HuntingNet.com Forums - View Single Post - Let's discuss Bullet Penetration
View Single Post
Old 02-06-2008 | 07:45 AM
  #37  
eldeguello's Avatar
eldeguello
Giant Nontypical
 
Joined: Feb 2003
Posts: 6,270
Likes: 0
From: Texas - BUT NOW in Madison County, NY
Default RE: Let's discuss Bullet Penetration

Light, Fast and Devastating By Russell Thornberry


"Battlin’ Bullets - The perennial campfire debate continues. Which hunting projectile is best? Light and fast, or heavy and slow?

P.O. Ackley, the godfather of American ballisticians, forgot more than most of us will ever know about bullet performance. Many years ago, I read his double volume “Handbook for Shooters & Reloaders.” When I turned to his chapter entitled “Killing Power” in Volume I, I fully expected a treatise on why .50-caliber bullets are more deadly than .49-caliber bullets. However, I was amazed to fine something different - something that Ackley called “shockdown power” rather than “knockdown power.”

His premise is simply that the more speed increases, the more shock increases. And when speed passes the threshold of 4,000 feet per second, a whole new dynamic is created - one that cannot be equaled with lesser speed, no matter how large the bullet.
His classic test, which proved his point, was conducted by shooting bullets into ½-inch-thick steel-armor plate from the frontal area of a U.S. military half-track. At a distance of 30 feet, he shot a .270 Win with 100-grain bullets, a .30-06 with military-issue, solid-steel, armor-piercing bullets, and a .220 Swift with a 48-grain bullet.
The results were astounding. The .270 bullet left a shiny spot on the armor plate and did not penetrate at all. Two shots from the .30-06 armor-piercing bullets left shallow craters .070 and .098 inch respectively.

The little .220 Swift bullets consistently burned 3/8-inch diameter holes completely through the ½-inch armor.

The results spoke for themselves. Crossing the threshold of hypervelocity created a dynamic as a result of shock that cannot be achieved any other way.

Ackley’s test was done on armor plate, but how does that translate to performance on the flesh and bone of wild animals? Ackley went on to say that if he had to pick only one rifle for hunting North American game, it would be a .220 Swift.

If, in Ackley’s day, he had had access to the slower-burning powders of today, he would have been able to propel even larger-diameter bullets at “hyperspeed” - bullets traveling 4,000 or more feet per second at the muzzle. I speculate that he would have chosen a larger-caliber, heavier bullet capable of hyperspeed for his choice North American game rifle."

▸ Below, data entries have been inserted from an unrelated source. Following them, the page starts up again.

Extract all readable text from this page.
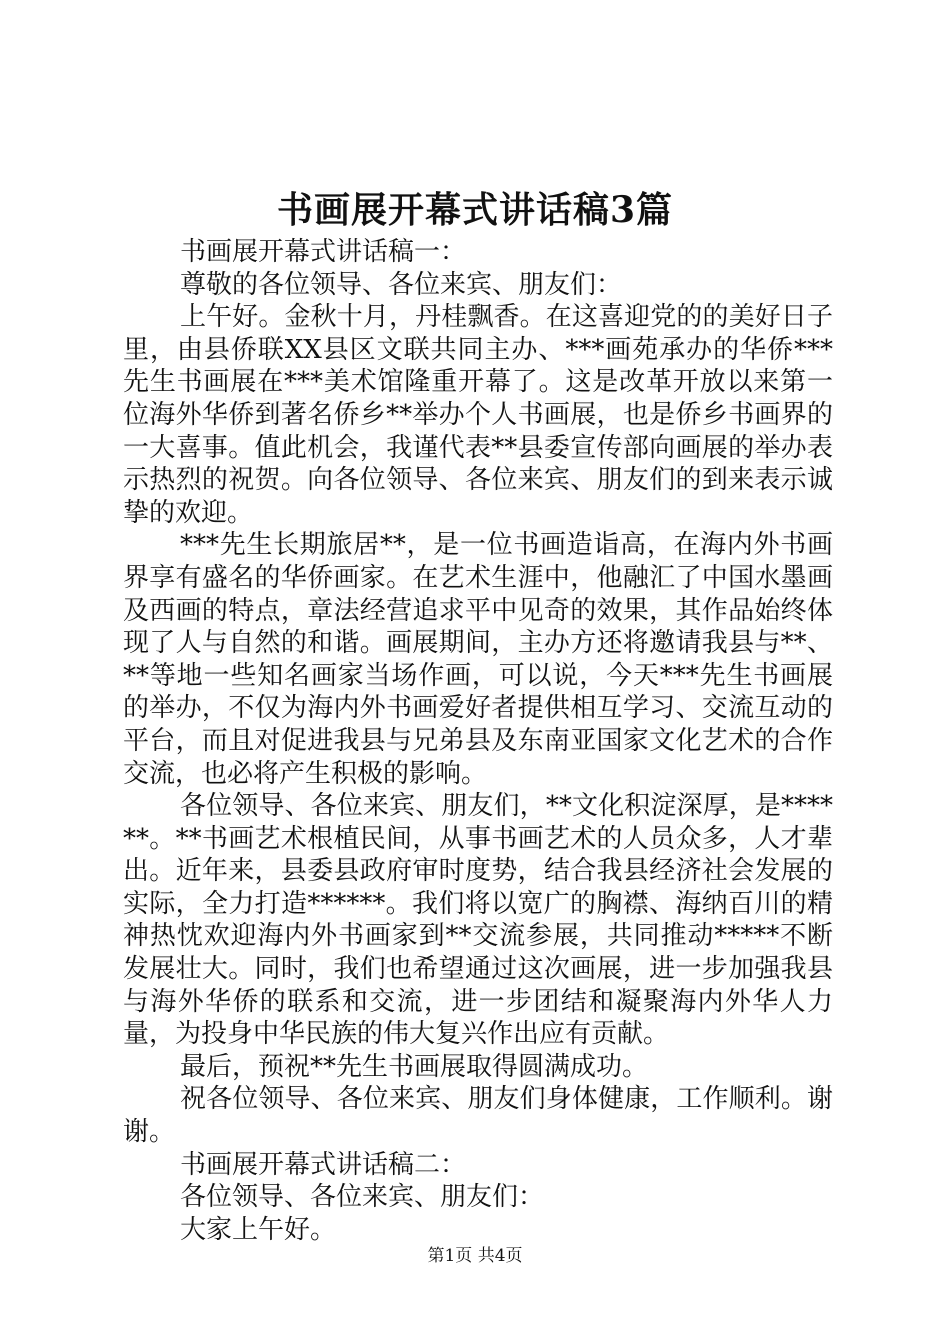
书画展开幕式讲话稿3篇

书画展开幕式讲话稿一：

尊敬的各位领导、各位来宾、朋友们：

上午好。金秋十月，丹桂飘香。在这喜迎党的的美好日子里，由县侨联XX县区文联共同主办、***画苑承办的华侨***先生书画展在***美术馆隆重开幕了。这是改革开放以来第一位海外华侨到著名侨乡**举办个人书画展，也是侨乡书画界的一大喜事。值此机会，我谨代表**县委宣传部向画展的举办表示热烈的祝贺。向各位领导、各位来宾、朋友们的到来表示诚挚的欢迎。

***先生长期旅居**，是一位书画造诣高，在海内外书画界享有盛名的华侨画家。在艺术生涯中，他融汇了中国水墨画及西画的特点，章法经营追求平中见奇的效果，其作品始终体现了人与自然的和谐。画展期间，主办方还将邀请我县与**、**等地一些知名画家当场作画，可以说，今天***先生书画展的举办，不仅为海内外书画爱好者提供相互学习、交流互动的平台，而且对促进我县与兄弟县及东南亚国家文化艺术的合作交流，也必将产生积极的影响。

各位领导、各位来宾、朋友们，**文化积淀深厚，是******。**书画艺术根植民间，从事书画艺术的人员众多，人才辈出。近年来，县委县政府审时度势，结合我县经济社会发展的实际，全力打造******。我们将以宽广的胸襟、海纳百川的精神热忱欢迎海内外书画家到**交流参展，共同推动*****不断发展壮大。同时，我们也希望通过这次画展，进一步加强我县与海外华侨的联系和交流，进一步团结和凝聚海内外华人力量，为投身中华民族的伟大复兴作出应有贡献。

最后，预祝**先生书画展取得圆满成功。

祝各位领导、各位来宾、朋友们身体健康，工作顺利。谢谢。

书画展开幕式讲话稿二：

各位领导、各位来宾、朋友们：

大家上午好。

第1页 共4页
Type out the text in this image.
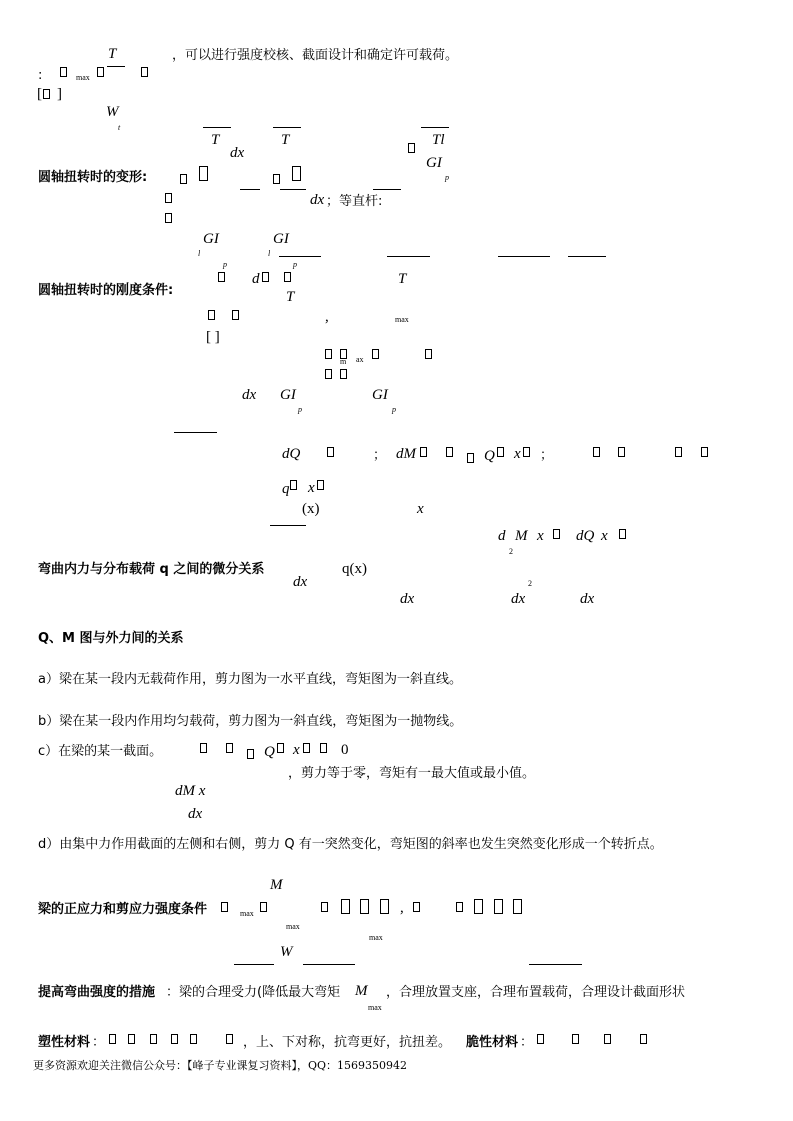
T	，可以进行强度校核、截面设计和确定许可载荷。
:	max
[ ]
W
t
T	T	Tl
dx
GI
p
圆轴扭转时的变形:
dx ；等直杆:
GI	GI
l	l
p	p
圆轴扭转时的刚度条件:
d	T
T
,	max
[ ]
m ax
dx GI	GI
p	p
dQ	； dM	Q x ；
q x
(x)	x
d M x dQ x
2
弯曲内力与分布载荷 q 之间的微分关系	q(x)
dx	2
dx	dx	dx
Q、M 图与外力间的关系
a）梁在某一段内无载荷作用，剪力图为一水平直线，弯矩图为一斜直线。
b）梁在某一段内作用均匀载荷，剪力图为一斜直线，弯矩图为一抛物线。
c）在梁的某一截面。	Q x	0
，剪力等于零，弯矩有一最大值或最小值。
dM x
dx
d）由集中力作用截面的左侧和右侧，剪力 Q 有一突然变化，弯矩图的斜率也发生突然变化形成一个转折点。
M
梁的正应力和剪应力强度条件	max	,
max
max
W
提高弯曲强度的措施 ：梁的合理受力(降低最大弯矩 M ，合理放置支座，合理布置载荷，合理设计截面形状
max
塑性材料 ：	，上、下对称，抗弯更好，抗扭差。 脆性材料 ：
更多资源欢迎关注微信公众号：【峰子专业课复习资料】，QQ：1569350942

The above brief quoteis exerpted from anarticle appearingin the October 2005 Buckmasters Gun Hunter,reprinted by Barnes Bullets with the author’s permission.

In addition to his penetration tests on steel plate, Ackley cited the results of the use of a .30/'06, a .220 Swift, and an 8X57mm Mauser on wild burros. The .220 Swift made more consistent 1-shot kills on these big, tough "varmints" than either of the larger-caliber rifles which used standard big-game hunting ammunition. (See P 79 of Ackley's handbook for Shooeters and Reloaders, V I. The burros averaged about 600 pounds-probably as tough as an average-sizebull elk.)